Project Team: Audrey Fu, Md. Bahadur Badsha, Evan Martin

Complex diseases often involve changes in DNA sequence, and in DNA transcription and methylation, an epigenetic process that can both regulate and be regulated by gene expression. These changes result in a wide range of symptoms or multiple subtypes of the same disease. In breast cancer, for example, different patterns of gene expression and DNA methylation characterize subtypes that vary in terms of tumor progression and treatment. In order to develop more effective treatments for different subtypes, it is necessary to understand the genes and processes (i.e., transcription and methylation) that drive the differences between subtypes. It is therefore of immense interest to understand how genetic variation influences disease through gene regulatory networks. Unfortunately, identification of genes and processes that are key to diseases is often compromised by inference based on correlation, not causation.

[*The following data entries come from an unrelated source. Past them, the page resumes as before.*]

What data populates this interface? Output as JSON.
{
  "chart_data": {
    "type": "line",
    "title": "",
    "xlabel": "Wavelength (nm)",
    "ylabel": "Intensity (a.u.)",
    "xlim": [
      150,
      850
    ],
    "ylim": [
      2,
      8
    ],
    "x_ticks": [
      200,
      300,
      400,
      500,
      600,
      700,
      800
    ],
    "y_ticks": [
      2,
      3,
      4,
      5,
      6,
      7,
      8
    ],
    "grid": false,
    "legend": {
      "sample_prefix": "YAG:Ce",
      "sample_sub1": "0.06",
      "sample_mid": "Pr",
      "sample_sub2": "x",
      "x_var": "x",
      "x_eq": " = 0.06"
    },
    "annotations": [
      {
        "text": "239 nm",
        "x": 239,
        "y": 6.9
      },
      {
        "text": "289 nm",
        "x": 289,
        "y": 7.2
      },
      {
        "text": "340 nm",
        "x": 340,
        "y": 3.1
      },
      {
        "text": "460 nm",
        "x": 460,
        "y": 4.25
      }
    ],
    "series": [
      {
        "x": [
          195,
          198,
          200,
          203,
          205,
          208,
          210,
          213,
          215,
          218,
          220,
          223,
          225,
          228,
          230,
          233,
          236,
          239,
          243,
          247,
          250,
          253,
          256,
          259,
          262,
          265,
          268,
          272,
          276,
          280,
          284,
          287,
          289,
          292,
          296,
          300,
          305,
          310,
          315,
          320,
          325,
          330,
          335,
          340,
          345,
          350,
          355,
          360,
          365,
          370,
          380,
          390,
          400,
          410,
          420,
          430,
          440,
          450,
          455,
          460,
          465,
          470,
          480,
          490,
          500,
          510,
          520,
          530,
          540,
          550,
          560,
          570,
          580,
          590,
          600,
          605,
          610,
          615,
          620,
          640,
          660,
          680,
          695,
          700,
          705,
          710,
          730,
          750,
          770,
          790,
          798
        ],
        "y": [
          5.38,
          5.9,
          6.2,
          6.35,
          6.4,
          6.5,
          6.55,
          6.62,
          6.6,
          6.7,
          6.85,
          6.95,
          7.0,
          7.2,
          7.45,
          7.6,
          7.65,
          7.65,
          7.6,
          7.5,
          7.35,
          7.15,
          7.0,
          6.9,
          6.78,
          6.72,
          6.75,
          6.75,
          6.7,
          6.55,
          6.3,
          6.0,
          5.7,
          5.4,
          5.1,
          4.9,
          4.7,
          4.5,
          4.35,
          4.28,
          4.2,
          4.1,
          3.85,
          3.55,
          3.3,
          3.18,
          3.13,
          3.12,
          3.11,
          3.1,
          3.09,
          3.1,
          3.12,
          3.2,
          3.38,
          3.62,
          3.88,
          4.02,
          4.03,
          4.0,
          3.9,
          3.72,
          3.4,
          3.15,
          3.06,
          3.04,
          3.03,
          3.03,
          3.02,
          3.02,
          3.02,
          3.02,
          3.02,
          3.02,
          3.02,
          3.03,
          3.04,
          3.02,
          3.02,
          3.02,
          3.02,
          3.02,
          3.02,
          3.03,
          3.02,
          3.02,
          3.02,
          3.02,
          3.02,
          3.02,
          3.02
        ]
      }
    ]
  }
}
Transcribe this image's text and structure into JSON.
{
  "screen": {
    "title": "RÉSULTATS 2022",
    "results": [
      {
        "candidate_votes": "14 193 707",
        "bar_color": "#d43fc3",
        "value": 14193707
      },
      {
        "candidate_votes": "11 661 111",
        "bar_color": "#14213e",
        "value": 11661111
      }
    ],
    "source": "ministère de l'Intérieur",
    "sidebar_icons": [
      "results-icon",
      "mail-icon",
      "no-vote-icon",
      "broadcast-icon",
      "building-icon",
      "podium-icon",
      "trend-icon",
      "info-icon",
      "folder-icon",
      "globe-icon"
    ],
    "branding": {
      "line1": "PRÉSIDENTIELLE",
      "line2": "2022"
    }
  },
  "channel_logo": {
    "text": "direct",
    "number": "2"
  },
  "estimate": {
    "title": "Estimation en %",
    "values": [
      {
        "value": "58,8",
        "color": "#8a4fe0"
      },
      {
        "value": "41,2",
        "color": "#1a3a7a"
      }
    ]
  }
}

Our long-term goal is to develop computational methods to infer gene regulatory networks that are potentially causal for multiple clinical phenotypes using genomic and clinical data of complex diseases. In this project, we will develop new statistical approaches based on the principle of Mendelian randomization to systematically identify regulatory networks involving both transcription and methylation that are potentially causal for disease subtype. We will use breast cancer as the disease model and apply our methods to genomic data. The principle of Mendelian randomization assumes that the alleles of a genetic variant are randomly assigned to individuals in a population, analogous to a natural randomization experiment. This principle has gained increasing attention in genomics, given its power to separate correlation due to causation from correlation not due to causation.

The models and algorithms developed here will allow us to make causal statements about the two processes at the single gene level and account for confounding variables, which similar studies have not examined. These methods will help to identify key genes for specific breast cancer subtypes and elucidate the roles of transcription and methylation when many genes are involved, offering insights into genes and processes that could better inform subtype classification, cancer diagnosis and development of novel drug targets. These methods are not limited to breast cancer but are applicable to complex diseases in general.